Here’s how the Personal Introduction ends…
‘It was, for both men, an experience like no other. For Tillich, it was the one and only significant turning point in his life, while Teilhard, looking back, considered the mud of Douaumont – the largest of the forts around Verdun, lost and won back by the French at terrible cost – to be of greater importance for him than all the intellectual possibilities of Paris or the enticements of the orient, which were to influence his later life. Both men went to war full of conventional optimism and, although shaken by their experience, they re-built – each in his own idiosyncratic way – an optimistic philosophy. How was that possible?

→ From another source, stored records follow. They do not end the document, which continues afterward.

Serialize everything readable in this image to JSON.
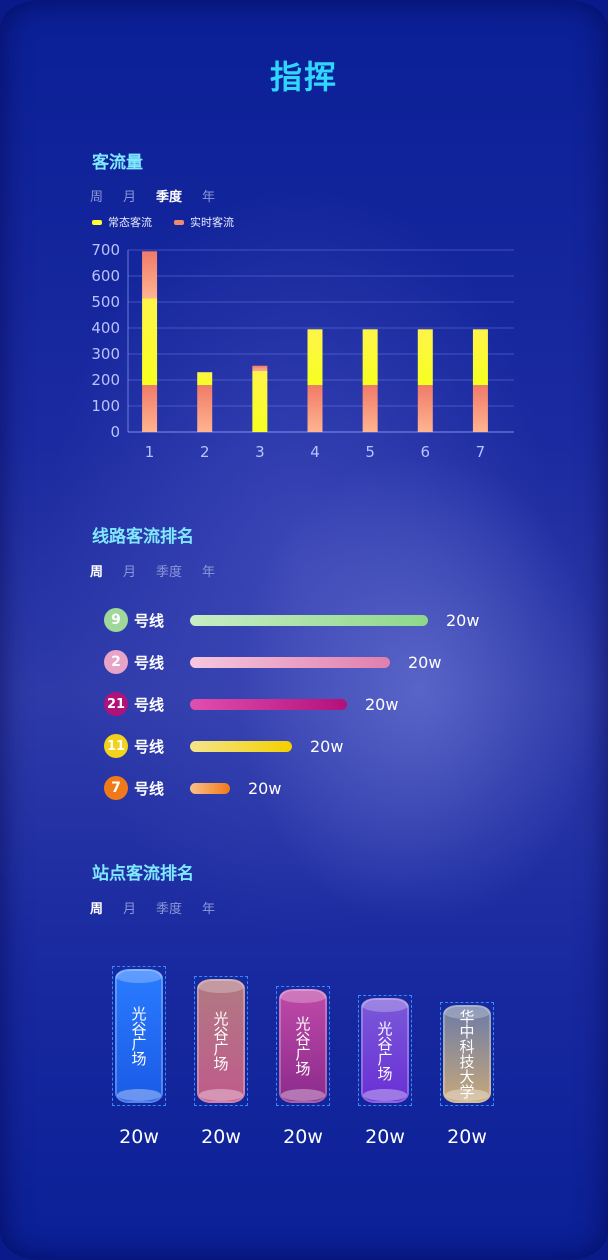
{
  "header": {
    "title": "指挥"
  },
  "passenger_flow": {
    "title": "客流量",
    "tabs": [
      "周",
      "月",
      "季度",
      "年"
    ],
    "active_tab": 2,
    "legend": [
      {
        "label": "常态客流",
        "color": "#ffff33"
      },
      {
        "label": "实时客流",
        "color": "#f08a6e"
      }
    ]
  },
  "chart_data": {
    "type": "bar",
    "stacked": true,
    "categories": [
      "1",
      "2",
      "3",
      "4",
      "5",
      "6",
      "7"
    ],
    "series": [
      {
        "name": "实时客流",
        "values": [
          180,
          180,
          0,
          180,
          180,
          180,
          180
        ]
      },
      {
        "name": "常态客流",
        "values": [
          335,
          50,
          235,
          215,
          215,
          215,
          215
        ]
      }
    ],
    "ylim": [
      0,
      700
    ],
    "yticks": [
      0,
      100,
      200,
      300,
      400,
      500,
      600,
      700
    ],
    "grid": true,
    "legend": "top-left",
    "top_segments": [
      {
        "category": "1",
        "value": 180
      },
      {
        "category": "3",
        "value": 20
      }
    ]
  },
  "line_ranking": {
    "title": "线路客流排名",
    "tabs": [
      "周",
      "月",
      "季度",
      "年"
    ],
    "active_tab": 0,
    "items": [
      {
        "number": "9",
        "label": "号线",
        "value": "20w",
        "level": 1.0,
        "badge_color": "#9fd89a",
        "bar_from": "#c8ecc4",
        "bar_to": "#8ed88a"
      },
      {
        "number": "2",
        "label": "号线",
        "value": "20w",
        "level": 0.84,
        "badge_color": "#e8a4c8",
        "bar_from": "#f6c7df",
        "bar_to": "#e07fae"
      },
      {
        "number": "21",
        "label": "号线",
        "value": "20w",
        "level": 0.66,
        "badge_color": "#b0127a",
        "bar_from": "#e04fb0",
        "bar_to": "#b3107a"
      },
      {
        "number": "11",
        "label": "号线",
        "value": "20w",
        "level": 0.43,
        "badge_color": "#f2d21a",
        "bar_from": "#f5e48c",
        "bar_to": "#f2d000"
      },
      {
        "number": "7",
        "label": "号线",
        "value": "20w",
        "level": 0.17,
        "badge_color": "#f07a1a",
        "bar_from": "#f9c08a",
        "bar_to": "#f07a1a"
      }
    ]
  },
  "station_ranking": {
    "title": "站点客流排名",
    "tabs": [
      "周",
      "月",
      "季度",
      "年"
    ],
    "active_tab": 0,
    "items": [
      {
        "name": "光谷广场",
        "value": "20w",
        "level": 1.0,
        "color_top": "#2a7cff",
        "color_bottom": "#1a5ae6"
      },
      {
        "name": "光谷广场",
        "value": "20w",
        "level": 0.93,
        "color_top": "#b07a82",
        "color_bottom": "#c05a8c"
      },
      {
        "name": "光谷广场",
        "value": "20w",
        "level": 0.86,
        "color_top": "#c04aa8",
        "color_bottom": "#8a2a8c"
      },
      {
        "name": "光谷广场",
        "value": "20w",
        "level": 0.79,
        "color_top": "#7a5ad8",
        "color_bottom": "#6a2ed6"
      },
      {
        "name": "华中科技大学",
        "value": "20w",
        "level": 0.74,
        "color_top": "#6a7aa8",
        "color_bottom": "#c8a87a"
      }
    ]
  }
}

Of course, Tillich and Teilhard were not the only ones to ponder matters philosophical under fire. The French philosopher Emile Chartier was working on the first draft of his book Mars, or the Truth about War, during the battles of 1916 and, on the Eastern front, Ludwig Wittgenstein, having opted for the most lonely and potentially suicidal of posts, guiding artillery from a dugout in no-man’s-land, started noting down ‘The world is all that is the case’ for his seminal work Tractatus. While back on the Western front, a frustrated young artist by the name of Adolf Hitler was reading Schopenhauer, brooding on the perceived injustices wrought upon his fatherland, and hoping one day to become a philosopher and a great leader. They too will have a part to play in this story.
Individually, Tillich and Teilhard fascinated me; together they beguiled me. This book attempts to pay them critical homage. So let us try to enter imaginatively into their thinking as they joined the millions of others who marched into the madness and horror of The Great War.